While the trends and distributions, at face value, reveal a disturbing link between COVID clusters and the structural intersection of race and socioeconomics, raw correlations do not account for underlying structural differences. Consequently, we implement a series of regression models to test the association between social distancing and the prevalence of the virus within a community. After controlling for structural features such as socioeconomic vulnerability, race, and the proportion of essential workers living in a community, we find clear evidence that neighborhoods with higher shares of Blacks, low-income individuals, and certain essential workers such as law enforcement and personal care workers had higher rates of confirmed cases.
However, combining neighborhood-level rates of social distancing with race and income reveals an important pattern: low-income neighborhoods with higher rates of social distancing were associated with lower COVID case counts, even after controlling for the presence of essential workers in a community. Importantly, these results illustrate the effects of social distancing is a protective measure. While social distancing is important, as a standalone policy, it is not enough to disrupt the statistical correlation between COVID-19 and the poor. Nevertheless, social distancing offers substantial protective benefits that can greatly reduce community spread and minimize loss of life.
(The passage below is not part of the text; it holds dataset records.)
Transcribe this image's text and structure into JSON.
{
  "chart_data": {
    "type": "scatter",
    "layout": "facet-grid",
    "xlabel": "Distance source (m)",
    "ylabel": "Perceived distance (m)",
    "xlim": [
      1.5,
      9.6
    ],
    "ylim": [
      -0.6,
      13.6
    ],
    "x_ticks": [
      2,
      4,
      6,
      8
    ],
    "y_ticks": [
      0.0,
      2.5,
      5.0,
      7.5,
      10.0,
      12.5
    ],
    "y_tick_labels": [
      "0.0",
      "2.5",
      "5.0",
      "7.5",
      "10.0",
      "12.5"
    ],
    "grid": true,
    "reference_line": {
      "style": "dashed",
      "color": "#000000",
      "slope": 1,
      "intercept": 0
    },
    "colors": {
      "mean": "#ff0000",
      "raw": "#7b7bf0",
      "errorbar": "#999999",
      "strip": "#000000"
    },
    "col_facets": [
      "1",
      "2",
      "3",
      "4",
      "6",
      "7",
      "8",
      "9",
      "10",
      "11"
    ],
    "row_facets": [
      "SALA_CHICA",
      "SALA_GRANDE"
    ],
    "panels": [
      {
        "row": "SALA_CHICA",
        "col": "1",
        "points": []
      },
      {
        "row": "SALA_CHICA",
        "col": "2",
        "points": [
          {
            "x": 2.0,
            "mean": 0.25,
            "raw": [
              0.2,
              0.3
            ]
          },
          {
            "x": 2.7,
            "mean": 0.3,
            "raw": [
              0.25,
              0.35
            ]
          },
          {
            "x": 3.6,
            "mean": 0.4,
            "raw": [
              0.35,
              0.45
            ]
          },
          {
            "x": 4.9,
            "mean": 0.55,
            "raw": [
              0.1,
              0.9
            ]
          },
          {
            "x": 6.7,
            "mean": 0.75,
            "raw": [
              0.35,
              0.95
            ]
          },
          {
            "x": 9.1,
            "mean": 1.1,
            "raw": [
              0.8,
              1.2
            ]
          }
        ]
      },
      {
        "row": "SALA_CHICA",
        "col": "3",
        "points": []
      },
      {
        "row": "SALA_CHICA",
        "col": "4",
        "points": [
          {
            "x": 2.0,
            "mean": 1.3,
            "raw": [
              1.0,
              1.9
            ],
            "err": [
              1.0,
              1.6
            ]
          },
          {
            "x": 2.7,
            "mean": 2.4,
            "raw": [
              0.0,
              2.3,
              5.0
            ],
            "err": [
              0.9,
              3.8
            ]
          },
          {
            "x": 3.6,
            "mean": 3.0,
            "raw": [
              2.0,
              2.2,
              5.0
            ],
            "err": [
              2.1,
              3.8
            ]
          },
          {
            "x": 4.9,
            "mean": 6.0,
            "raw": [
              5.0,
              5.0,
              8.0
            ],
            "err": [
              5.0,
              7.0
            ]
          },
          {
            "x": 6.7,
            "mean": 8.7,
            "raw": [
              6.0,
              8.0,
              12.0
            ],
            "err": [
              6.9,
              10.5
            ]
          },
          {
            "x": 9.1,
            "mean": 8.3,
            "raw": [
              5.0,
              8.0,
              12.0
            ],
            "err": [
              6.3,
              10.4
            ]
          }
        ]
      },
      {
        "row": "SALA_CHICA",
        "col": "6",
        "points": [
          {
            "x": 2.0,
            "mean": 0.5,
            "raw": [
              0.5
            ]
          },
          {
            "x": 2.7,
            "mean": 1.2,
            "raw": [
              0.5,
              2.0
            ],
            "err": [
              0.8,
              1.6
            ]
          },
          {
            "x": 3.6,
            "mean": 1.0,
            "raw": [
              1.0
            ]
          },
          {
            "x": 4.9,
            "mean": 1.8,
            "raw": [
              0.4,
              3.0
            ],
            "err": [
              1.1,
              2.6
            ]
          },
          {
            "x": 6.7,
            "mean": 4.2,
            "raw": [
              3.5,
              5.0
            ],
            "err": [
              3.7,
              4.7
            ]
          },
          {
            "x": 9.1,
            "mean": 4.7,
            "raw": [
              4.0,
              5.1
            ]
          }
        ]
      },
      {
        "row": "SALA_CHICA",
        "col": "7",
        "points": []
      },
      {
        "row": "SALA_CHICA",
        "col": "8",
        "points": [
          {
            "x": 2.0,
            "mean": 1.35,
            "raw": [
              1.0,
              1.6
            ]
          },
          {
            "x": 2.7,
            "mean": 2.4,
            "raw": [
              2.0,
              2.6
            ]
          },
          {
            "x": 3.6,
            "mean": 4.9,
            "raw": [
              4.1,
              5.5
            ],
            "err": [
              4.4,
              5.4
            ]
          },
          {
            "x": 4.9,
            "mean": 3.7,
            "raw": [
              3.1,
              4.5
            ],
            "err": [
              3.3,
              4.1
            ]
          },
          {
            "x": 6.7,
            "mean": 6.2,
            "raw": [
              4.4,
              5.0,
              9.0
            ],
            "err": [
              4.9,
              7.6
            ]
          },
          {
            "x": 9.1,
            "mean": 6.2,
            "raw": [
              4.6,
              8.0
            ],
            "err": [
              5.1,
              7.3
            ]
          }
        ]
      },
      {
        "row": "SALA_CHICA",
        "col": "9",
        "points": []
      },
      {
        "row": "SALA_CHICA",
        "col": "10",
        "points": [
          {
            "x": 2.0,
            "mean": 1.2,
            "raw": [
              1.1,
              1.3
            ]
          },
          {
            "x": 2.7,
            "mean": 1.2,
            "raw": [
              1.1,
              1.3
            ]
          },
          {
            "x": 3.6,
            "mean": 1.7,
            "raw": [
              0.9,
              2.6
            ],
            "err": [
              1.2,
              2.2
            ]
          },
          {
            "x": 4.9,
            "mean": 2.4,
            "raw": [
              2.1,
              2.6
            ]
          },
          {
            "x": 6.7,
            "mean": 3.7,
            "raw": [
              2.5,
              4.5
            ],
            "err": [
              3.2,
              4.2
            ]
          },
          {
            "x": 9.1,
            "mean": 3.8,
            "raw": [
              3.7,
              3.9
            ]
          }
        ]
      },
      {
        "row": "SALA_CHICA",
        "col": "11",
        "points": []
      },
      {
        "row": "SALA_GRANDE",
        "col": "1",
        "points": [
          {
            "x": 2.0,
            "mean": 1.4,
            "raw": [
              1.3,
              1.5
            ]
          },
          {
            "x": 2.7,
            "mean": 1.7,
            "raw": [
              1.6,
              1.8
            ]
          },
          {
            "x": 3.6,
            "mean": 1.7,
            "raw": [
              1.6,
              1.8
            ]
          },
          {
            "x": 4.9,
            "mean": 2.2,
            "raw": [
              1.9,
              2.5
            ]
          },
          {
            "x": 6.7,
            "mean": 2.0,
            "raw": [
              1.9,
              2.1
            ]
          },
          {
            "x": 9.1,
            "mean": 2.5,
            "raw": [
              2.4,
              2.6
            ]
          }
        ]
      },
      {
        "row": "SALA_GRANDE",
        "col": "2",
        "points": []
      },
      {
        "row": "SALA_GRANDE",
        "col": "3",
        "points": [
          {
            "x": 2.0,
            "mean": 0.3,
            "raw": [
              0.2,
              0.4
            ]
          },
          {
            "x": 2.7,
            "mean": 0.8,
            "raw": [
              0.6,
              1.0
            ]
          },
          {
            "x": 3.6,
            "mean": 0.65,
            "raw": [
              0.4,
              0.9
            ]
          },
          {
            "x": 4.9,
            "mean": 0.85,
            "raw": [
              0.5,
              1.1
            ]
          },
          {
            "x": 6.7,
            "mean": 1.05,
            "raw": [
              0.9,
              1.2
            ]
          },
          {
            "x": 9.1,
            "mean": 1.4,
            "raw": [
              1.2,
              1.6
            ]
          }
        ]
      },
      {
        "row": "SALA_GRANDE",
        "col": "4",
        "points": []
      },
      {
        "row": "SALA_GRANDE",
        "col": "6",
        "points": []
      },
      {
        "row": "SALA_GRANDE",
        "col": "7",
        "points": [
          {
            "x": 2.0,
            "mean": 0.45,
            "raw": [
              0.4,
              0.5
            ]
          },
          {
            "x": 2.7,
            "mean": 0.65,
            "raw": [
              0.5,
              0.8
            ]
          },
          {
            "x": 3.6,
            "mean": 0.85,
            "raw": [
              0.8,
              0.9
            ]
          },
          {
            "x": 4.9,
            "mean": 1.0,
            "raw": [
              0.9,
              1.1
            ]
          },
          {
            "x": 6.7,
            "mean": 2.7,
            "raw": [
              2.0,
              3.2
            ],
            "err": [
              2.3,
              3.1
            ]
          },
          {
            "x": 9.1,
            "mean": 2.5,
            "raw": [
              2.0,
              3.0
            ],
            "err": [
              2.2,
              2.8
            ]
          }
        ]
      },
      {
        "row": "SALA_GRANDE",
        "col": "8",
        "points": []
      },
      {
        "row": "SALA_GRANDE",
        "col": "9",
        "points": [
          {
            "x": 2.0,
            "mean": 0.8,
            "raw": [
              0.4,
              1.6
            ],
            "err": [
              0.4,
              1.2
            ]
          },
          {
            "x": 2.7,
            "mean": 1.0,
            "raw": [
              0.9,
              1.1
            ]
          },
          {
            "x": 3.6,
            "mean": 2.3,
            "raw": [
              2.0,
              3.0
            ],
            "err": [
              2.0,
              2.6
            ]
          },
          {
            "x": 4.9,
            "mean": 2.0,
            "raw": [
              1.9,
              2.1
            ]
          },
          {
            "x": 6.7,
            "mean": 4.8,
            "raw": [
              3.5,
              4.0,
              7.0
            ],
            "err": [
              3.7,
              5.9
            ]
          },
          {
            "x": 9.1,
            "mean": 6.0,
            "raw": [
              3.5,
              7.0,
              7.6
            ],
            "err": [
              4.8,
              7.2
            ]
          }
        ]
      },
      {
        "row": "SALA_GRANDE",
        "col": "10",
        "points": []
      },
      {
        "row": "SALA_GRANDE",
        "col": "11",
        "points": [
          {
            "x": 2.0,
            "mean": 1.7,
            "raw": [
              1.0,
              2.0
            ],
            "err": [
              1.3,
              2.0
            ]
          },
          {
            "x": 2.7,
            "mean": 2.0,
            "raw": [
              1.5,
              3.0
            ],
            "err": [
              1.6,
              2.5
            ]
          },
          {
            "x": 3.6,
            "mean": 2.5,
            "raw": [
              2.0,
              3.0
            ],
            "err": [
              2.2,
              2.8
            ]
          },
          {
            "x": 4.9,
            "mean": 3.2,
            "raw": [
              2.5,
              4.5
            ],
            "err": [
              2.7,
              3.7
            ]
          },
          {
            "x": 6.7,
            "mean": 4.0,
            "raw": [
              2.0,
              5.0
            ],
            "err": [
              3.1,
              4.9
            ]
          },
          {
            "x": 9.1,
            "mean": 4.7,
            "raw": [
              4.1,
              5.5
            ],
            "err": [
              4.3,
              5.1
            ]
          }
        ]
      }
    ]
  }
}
The inability to engage in social distancing is disproportionately higher for certain occupations and the workers who typically fill those positions. For the large contingent of essential foodservice, healthcare support, and retail workers who live in Detroit’s poor neighborhoods, social distancing is an impractical expectation. Some have argued that front-line workers and those deemed essential are due hazard pay because they are doing work that puts them at risk of bodily harm. But in reality—as Ray has acknowledged elsewhere—the risk of bodily harm in this pandemic (and at other times) goes beyond the workplace.
Housing, transportation, and other settings that Black Americans experience differently than other Americans increase their risk significantly. In the absence of a vaccine that provides immunity, these communities are mired in an ongoing cycle of risk and uncertainty. We have a collective, moral obligation to prioritize the health of low-income communities who are sandwiched between two frontlines: working in high-contact workspaces and living in frontline neighborhoods.
It is important to remember, while our analysis centers on Detroit, the problems described here extend to all corners of Black and poor America. These conversations often hide in the shadows from media, policy debates, and governance. However, during a public health emergency and a global pandemic, those disparities that victimize Black and poor America are not just showing up on the front pages of newspapers, they’re becoming most obvious in the obituaries section.
 Unacast is a geolocation mobility data aggregator tracking mobile phone mobility during the pandemic.
 We examine geo-movement behavior of location-enabled devices between March 1st and April 18th to assess the extent to which Detroiters across different neighborhoods are social distancing, measured as the number of devices in the sample observed completely staying at home.
 Poisson regression models were estimated at the census tract level and included the following controls: rate of social distancing, percentage of Blacks; CDC’s Social Vulnerability Index theme 1 (a composite measure of disadvantage that accounts for the rates of poverty, unemployment, per capital income, and percentage of persons without a high school diploma); percentage of workers in essential occupations (e.g. food service workers, community and social workers, healthcare professionals, etc.) and social distancing interaction terms.